Visibilidade Global e Estratégia Comercial
A princípio, a participação do Estado não se limita apenas à presença institucional. Portanto, por deter uma das principais cotas do evento, Mato Grosso do Sul terá acesso ao palco principal para apresentações exclusivas aos líderes do setor. Dessa forma, o diretor-presidente da Fundtur, Bruno Wendling, destaca os pontos focais da missão:
Networking Qualificado: Estão previstas mais de 50 reuniões com operadores da América do Norte e Europa.
Promoção Cultural: Lançamento da campanha Pantanal Jam, que utiliza a sonoridade pantaneira para criar conexões emocionais com os viajantes.

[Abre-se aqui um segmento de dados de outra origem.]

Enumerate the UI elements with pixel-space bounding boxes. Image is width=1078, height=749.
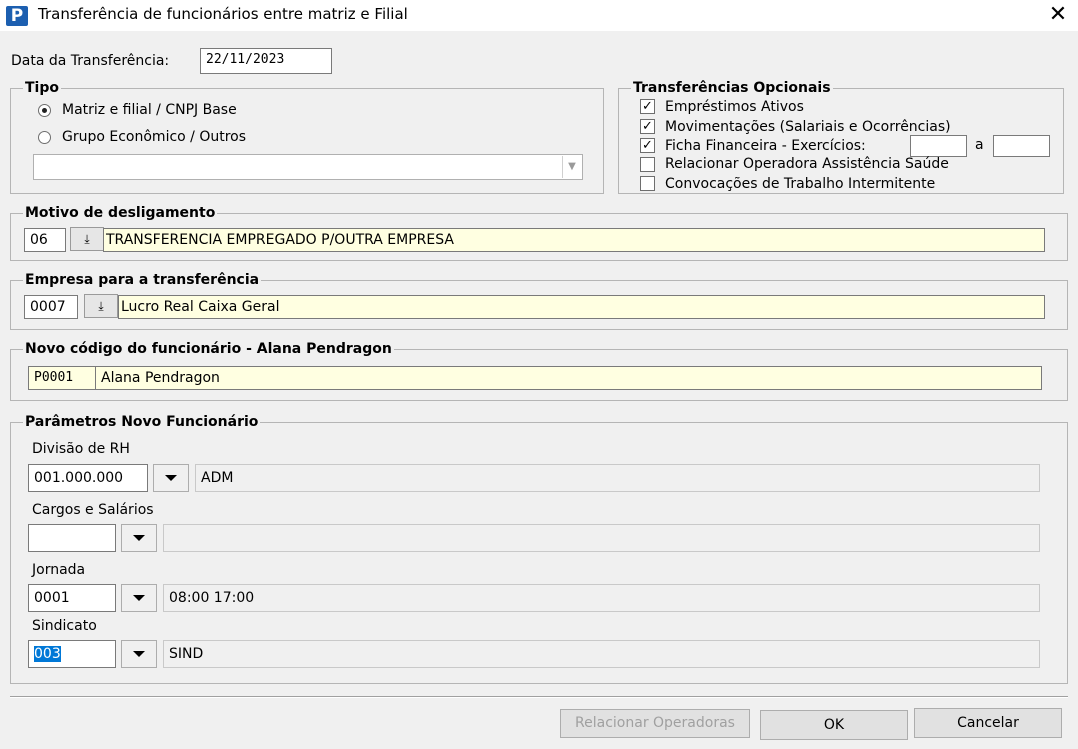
empresa-lookup-button[interactable]: ⤓	[84, 294, 118, 318]
title-bar: P Transferência de funcionários entre ma…	[0, 0, 1078, 31]
checkbox-ficha-financeira-label[interactable]: Ficha Financeira - Exercícios:	[665, 137, 866, 155]
tipo-combo[interactable]	[33, 154, 583, 180]
parametros-legend: Parâmetros Novo Funcionário	[23, 413, 261, 431]
cargos-dropdown-button[interactable]	[121, 524, 157, 552]
close-icon[interactable]: ✕	[1046, 3, 1070, 27]
divisao-description: ADM	[195, 464, 1040, 492]
footer-separator	[10, 696, 1068, 698]
jornada-label: Jornada	[32, 562, 86, 578]
motivo-lookup-button[interactable]: ⤓	[70, 227, 104, 251]
divisao-dropdown-button[interactable]	[153, 464, 189, 492]
checkbox-emprestimos-label[interactable]: Empréstimos Ativos	[665, 98, 804, 116]
download-arrow-icon: ⤓	[98, 299, 104, 313]
divisao-label: Divisão de RH	[32, 441, 130, 457]
sindicato-dropdown-button[interactable]	[121, 640, 157, 668]
empresa-description: Lucro Real Caixa Geral	[118, 295, 1045, 319]
jornada-dropdown-button[interactable]	[121, 584, 157, 612]
cargos-label: Cargos e Salários	[32, 502, 154, 518]
motivo-code-input[interactable]: 06	[24, 228, 66, 252]
checkbox-movimentacoes-label[interactable]: Movimentações (Salariais e Ocorrências)	[665, 118, 951, 136]
empresa-legend: Empresa para a transferência	[23, 271, 262, 289]
sindicato-code-selected-text: 003	[34, 646, 61, 662]
radio-grupo-economico-label[interactable]: Grupo Econômico / Outros	[62, 128, 246, 146]
cargos-description	[163, 524, 1040, 552]
novo-codigo-legend: Novo código do funcionário - Alana Pendr…	[23, 340, 394, 358]
novo-codigo-name: Alana Pendragon	[95, 366, 1042, 390]
transfer-date-label: Data da Transferência:	[11, 53, 170, 69]
empresa-code-input[interactable]: 0007	[24, 295, 78, 319]
checkbox-trabalho-intermitente[interactable]	[640, 176, 655, 191]
window-title: Transferência de funcionários entre matr…	[38, 5, 408, 23]
tipo-legend: Tipo	[23, 79, 61, 97]
novo-codigo-input[interactable]: P0001	[28, 366, 98, 390]
checkbox-emprestimos[interactable]: ✓	[640, 99, 655, 114]
cancel-button[interactable]: Cancelar	[914, 708, 1062, 738]
chevron-down-icon	[165, 475, 177, 481]
checkbox-operadora-saude[interactable]	[640, 157, 655, 172]
download-arrow-icon: ⤓	[84, 232, 90, 246]
jornada-description: 08:00 17:00	[163, 584, 1040, 612]
divisao-code-input[interactable]: 001.000.000	[28, 464, 148, 492]
jornada-code-input[interactable]: 0001	[28, 584, 116, 612]
cargos-code-input[interactable]	[28, 524, 116, 552]
app-logo-icon: P	[6, 6, 28, 26]
sindicato-description: SIND	[163, 640, 1040, 668]
checkbox-operadora-saude-label[interactable]: Relacionar Operadora Assistência Saúde	[665, 155, 949, 173]
exercise-range-separator: a	[975, 137, 984, 153]
motivo-description: TRANSFERENCIA EMPREGADO P/OUTRA EMPRESA	[103, 228, 1045, 252]
chevron-down-icon[interactable]: ▼	[562, 156, 581, 178]
radio-matriz-filial-label[interactable]: Matriz e filial / CNPJ Base	[62, 101, 237, 119]
chevron-down-icon	[133, 651, 145, 657]
motivo-legend: Motivo de desligamento	[23, 204, 218, 222]
sindicato-code-input[interactable]: 003	[28, 640, 116, 668]
radio-matriz-filial[interactable]	[38, 104, 51, 117]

Benchmarking Profissional: Participação em palestras e discussões sobre tendências globais de sustentabilidade.
Vale ressaltar ainda que a comitiva estadual conta com empresários selecionados de forma transparente. Consequentemente, a utilização da ferramenta “Participe Conosco” garante que os representantes do Pantanal e da Serra da Bodoquena estejam alinhados às diretrizes de conformidade e compliance do governo. Assim sendo, o Estado se apresenta de maneira completa, unindo o esforço público ao vigor da iniciativa privada.
O Palenque do Turismo Responsável
No que diz respeito à programação, o Remote Immersion celebra sua 10ª edição com o tema “Orgulho Latino”. Dessa maneira, o encontro reúne 275 profissionais de 18 países, focando no turismo independente e de pequena escala. Nesse contexto, Mato Grosso do Sul se destaca por oferecer exatamente o que esse público busca: experiências transformadoras com baixo impacto ambiental.
Além disso, a integração com hotéis boutique e agências de luxo de países como Suíça, Canadá e Singapura abre portas para um perfil de turista com alto poder aquisitivo. Assim, a estratégia busca não apenas aumentar o fluxo de visitantes, mas qualificar o gasto turístico dentro do Estado. Logo, a presença internacional reafirma que o modelo de gestão sul-mato-grossense é um exemplo a ser seguido por outros destinos latino-americanos.
Conclusão: Futuro e Sustentabilidade
Quanto aos resultados esperados, a Fundtur projeta a formalização de parcerias estratégicas que devem render frutos ao longo de todo o ano de 2026. Por conseguinte, ao participar ativamente dos Remote Talks, o Estado se mantém na vanguarda das discussões sobre o turismo regenerativo. De acordo com as diretrizes estaduais, a meta é converter o interesse internacional em pacotes turísticos concretos e sustentáveis.
Em suma, a imersão no Panamá é mais que uma viagem de negócios; é a consolidação de uma política de Estado. Afinal, investir em visibilidade internacional é essencial para manter a economia do turismo aquecida e responsável. Logo, a expectativa é que Mato Grosso do Sul retorne da província de Chiriquí com novos contratos e com sua reputação de “Capital do Ecoturismo” ainda mais fortalecida globalmente.